The diagnosis of cellulitis is usually clinical ( Fig. 74.13 ). The leukocyte count is often normal or only slightly elevated. Blood cultures are almost always negative in immunocompetent hosts. An exception is H. influenzae cellulitis, where there is usually an increased leukocyte count with a left shift and positive blood cultures. Atypical organisms are more common in children and immunocompromised patients, and needle aspiration or skin biopsy may help to identify the infectious etiology. The differential diagnosis of lower extremity cellulitis includes deep vein thrombosis and inflammatory diseases such as stasis dermatitis, superficial thrombophlebitis, lipodermatosclerosis, and other forms of panniculitis. While superficial thrombophlebitis often presents with redness and tenderness, the absence of a fever and the presence of a palpable cord aid in the diagnosis. Misdiagnosis of lipodermatosclerosis as cellulitis often leads to unnecessary hospitalizations. Additional causes of “pseudocellulitis” are listed in Table 74.10 and illustrated in Figure 74.14 .

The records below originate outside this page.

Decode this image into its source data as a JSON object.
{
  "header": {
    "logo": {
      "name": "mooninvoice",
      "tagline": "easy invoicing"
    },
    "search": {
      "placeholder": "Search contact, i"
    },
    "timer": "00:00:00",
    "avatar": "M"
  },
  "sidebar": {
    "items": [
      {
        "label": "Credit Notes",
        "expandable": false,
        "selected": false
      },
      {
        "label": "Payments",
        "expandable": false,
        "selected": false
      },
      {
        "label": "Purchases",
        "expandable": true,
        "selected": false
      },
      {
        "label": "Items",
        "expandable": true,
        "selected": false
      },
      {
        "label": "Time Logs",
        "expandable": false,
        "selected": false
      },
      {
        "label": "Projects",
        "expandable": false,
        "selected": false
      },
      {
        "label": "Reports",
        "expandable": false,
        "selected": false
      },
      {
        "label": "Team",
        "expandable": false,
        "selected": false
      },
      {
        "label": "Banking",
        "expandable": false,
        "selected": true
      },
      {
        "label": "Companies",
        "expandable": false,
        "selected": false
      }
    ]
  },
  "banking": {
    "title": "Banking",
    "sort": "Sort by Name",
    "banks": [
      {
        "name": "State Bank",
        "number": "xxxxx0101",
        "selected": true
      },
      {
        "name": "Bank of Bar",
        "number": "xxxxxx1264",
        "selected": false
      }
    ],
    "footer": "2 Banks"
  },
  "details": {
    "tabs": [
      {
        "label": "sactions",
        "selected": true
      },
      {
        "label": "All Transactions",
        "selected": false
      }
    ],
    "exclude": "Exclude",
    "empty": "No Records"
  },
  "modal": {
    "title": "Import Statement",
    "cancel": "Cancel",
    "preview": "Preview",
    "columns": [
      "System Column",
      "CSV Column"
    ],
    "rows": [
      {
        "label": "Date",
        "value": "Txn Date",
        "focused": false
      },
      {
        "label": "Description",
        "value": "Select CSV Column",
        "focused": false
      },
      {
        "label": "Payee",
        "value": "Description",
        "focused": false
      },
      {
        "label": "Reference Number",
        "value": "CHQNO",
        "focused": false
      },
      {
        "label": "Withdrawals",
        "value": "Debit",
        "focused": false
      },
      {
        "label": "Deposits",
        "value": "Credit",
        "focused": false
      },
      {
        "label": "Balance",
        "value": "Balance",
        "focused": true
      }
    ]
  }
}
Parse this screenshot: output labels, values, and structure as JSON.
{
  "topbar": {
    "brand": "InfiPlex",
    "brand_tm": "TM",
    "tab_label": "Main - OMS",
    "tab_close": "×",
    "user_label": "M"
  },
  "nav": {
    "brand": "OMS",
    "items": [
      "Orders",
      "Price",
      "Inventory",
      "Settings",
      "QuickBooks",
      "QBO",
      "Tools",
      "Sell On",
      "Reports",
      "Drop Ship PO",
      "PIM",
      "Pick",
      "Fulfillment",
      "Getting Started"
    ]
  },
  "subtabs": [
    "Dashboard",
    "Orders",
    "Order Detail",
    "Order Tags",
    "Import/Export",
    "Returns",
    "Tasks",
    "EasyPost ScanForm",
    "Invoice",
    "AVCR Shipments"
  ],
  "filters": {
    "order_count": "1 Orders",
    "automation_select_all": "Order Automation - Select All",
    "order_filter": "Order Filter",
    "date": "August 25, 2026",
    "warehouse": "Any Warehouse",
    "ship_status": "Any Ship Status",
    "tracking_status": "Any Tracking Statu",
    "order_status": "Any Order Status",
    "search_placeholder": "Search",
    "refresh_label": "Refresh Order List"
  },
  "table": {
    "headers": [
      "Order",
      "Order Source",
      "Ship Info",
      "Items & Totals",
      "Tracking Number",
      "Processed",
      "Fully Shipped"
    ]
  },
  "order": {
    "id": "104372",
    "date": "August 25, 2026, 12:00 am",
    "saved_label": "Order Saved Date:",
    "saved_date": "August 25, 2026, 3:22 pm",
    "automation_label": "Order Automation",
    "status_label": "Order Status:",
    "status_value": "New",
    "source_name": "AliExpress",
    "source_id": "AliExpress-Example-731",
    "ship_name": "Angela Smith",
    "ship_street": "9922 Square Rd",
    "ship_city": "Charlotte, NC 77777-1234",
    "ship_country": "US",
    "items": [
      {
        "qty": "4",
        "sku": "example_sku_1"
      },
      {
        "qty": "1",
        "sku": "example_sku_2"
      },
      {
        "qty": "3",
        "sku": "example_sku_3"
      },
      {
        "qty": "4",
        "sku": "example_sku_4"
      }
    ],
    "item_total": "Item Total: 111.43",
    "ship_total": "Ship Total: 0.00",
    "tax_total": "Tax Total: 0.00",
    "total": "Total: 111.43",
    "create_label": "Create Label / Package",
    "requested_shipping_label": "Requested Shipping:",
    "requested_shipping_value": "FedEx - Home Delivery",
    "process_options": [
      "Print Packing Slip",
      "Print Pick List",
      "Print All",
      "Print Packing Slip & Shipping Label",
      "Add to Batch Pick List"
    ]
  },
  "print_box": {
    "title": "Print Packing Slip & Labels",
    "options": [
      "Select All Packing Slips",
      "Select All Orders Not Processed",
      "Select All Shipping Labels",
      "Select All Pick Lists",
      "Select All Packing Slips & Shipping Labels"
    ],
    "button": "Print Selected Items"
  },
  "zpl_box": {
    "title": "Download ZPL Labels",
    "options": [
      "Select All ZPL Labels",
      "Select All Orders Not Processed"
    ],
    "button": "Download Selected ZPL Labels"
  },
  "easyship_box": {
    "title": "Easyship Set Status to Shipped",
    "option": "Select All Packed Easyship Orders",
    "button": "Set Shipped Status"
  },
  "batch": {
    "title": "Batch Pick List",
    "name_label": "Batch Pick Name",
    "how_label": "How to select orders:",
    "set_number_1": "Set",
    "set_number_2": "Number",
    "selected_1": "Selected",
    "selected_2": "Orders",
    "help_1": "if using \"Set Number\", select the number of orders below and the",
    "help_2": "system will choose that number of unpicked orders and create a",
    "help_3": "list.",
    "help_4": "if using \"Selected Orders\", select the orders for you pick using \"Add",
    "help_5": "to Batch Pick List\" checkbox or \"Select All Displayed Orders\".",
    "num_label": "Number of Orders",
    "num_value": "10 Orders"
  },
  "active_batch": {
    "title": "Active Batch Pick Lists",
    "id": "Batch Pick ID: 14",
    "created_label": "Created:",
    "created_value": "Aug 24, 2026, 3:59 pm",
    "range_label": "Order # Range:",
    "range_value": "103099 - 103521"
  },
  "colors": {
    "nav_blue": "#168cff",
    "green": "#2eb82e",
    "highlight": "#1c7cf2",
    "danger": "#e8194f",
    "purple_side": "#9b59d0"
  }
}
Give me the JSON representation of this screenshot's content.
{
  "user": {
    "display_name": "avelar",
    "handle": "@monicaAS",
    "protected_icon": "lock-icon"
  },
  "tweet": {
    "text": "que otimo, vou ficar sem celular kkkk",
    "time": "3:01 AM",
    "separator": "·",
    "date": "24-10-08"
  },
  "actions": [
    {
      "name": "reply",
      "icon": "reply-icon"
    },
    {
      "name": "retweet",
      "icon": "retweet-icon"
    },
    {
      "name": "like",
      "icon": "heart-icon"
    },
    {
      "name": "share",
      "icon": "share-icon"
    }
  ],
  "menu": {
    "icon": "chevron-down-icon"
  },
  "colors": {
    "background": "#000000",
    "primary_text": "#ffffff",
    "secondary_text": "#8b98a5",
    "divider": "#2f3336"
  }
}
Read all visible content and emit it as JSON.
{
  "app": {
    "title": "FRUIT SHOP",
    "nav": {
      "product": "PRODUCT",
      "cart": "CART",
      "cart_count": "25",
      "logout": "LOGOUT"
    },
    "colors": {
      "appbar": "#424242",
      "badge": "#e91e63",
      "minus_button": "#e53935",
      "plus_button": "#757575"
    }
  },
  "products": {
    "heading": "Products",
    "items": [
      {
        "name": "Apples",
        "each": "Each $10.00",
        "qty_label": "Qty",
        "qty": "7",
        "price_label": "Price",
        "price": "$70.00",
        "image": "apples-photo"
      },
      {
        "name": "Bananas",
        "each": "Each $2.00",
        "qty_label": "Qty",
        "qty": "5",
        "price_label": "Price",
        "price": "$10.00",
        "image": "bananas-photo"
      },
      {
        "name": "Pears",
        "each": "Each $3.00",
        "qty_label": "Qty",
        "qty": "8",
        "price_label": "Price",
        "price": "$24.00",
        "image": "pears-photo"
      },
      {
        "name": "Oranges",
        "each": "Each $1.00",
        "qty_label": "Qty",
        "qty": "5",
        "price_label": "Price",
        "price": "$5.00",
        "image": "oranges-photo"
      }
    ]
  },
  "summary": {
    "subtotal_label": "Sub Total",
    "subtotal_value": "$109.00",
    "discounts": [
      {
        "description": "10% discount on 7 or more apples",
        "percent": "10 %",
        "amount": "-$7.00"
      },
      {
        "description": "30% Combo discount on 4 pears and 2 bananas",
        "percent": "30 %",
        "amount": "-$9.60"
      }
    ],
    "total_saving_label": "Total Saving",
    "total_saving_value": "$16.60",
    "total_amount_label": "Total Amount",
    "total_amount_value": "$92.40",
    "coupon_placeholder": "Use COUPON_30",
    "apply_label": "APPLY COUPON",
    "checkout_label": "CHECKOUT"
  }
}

Approach to the patient with cellulitis.

Erythema migrans as “pseudocellulitis”.

Expanding erythematous plaque on the neck that could be mistaken for cellulitis.

Treatment

Treatment of cellulitis is typically targeted against group A streptococci and S. aureus . For uncomplicated cases, a 10-day course of an oral antibiotic that covers these organisms (e.g. dicloxacillin, cephalexin, or clindamycin) is appropriate. Hospitalization and parenteral antibiotics may be necessary for patients who are seriously ill, have facial involvement, or fail to respond to oral therapy. If MRSA is suspected, e.g. when there is cellulitis in association with an abscess, agents such as clindamycin, TMP-SMX or doxycycline should be used (see Table 74.5 ); if group A streptococcal infection is also a possibility, the latter agents should be combined with a β-lactam. Diabetic or decubitus ulcers complicated by cellulitis require broad-spectrum coverage, such as piperacillin/tazobactam or, in penicillin-allergic patients, metronidazole plus ciprofloxacin. Adjunctive measures include immobilization and elevation of an affected extremity and the application of wet dressings to areas with bullae or exudate. If signs and symptoms do not improve after 36–48 hours of treatment, cultures and susceptibilities should be obtained and antibiotics adjusted accordingly. NSAIDs may mask the signs and symptoms of deeper necrotizing infections and should be avoided when treating cellulitis. Prophylactic low-dose penicillin has been shown to decrease the risk of recurrent lower extremity cellulitis; however the protective effects diminish upon discontinuation of therapy . The clinical features and treatment of other types of cellulitis (e.g. Erysipelothrix rhusiopathiae , Vibrio vulnificus ) are discussed below.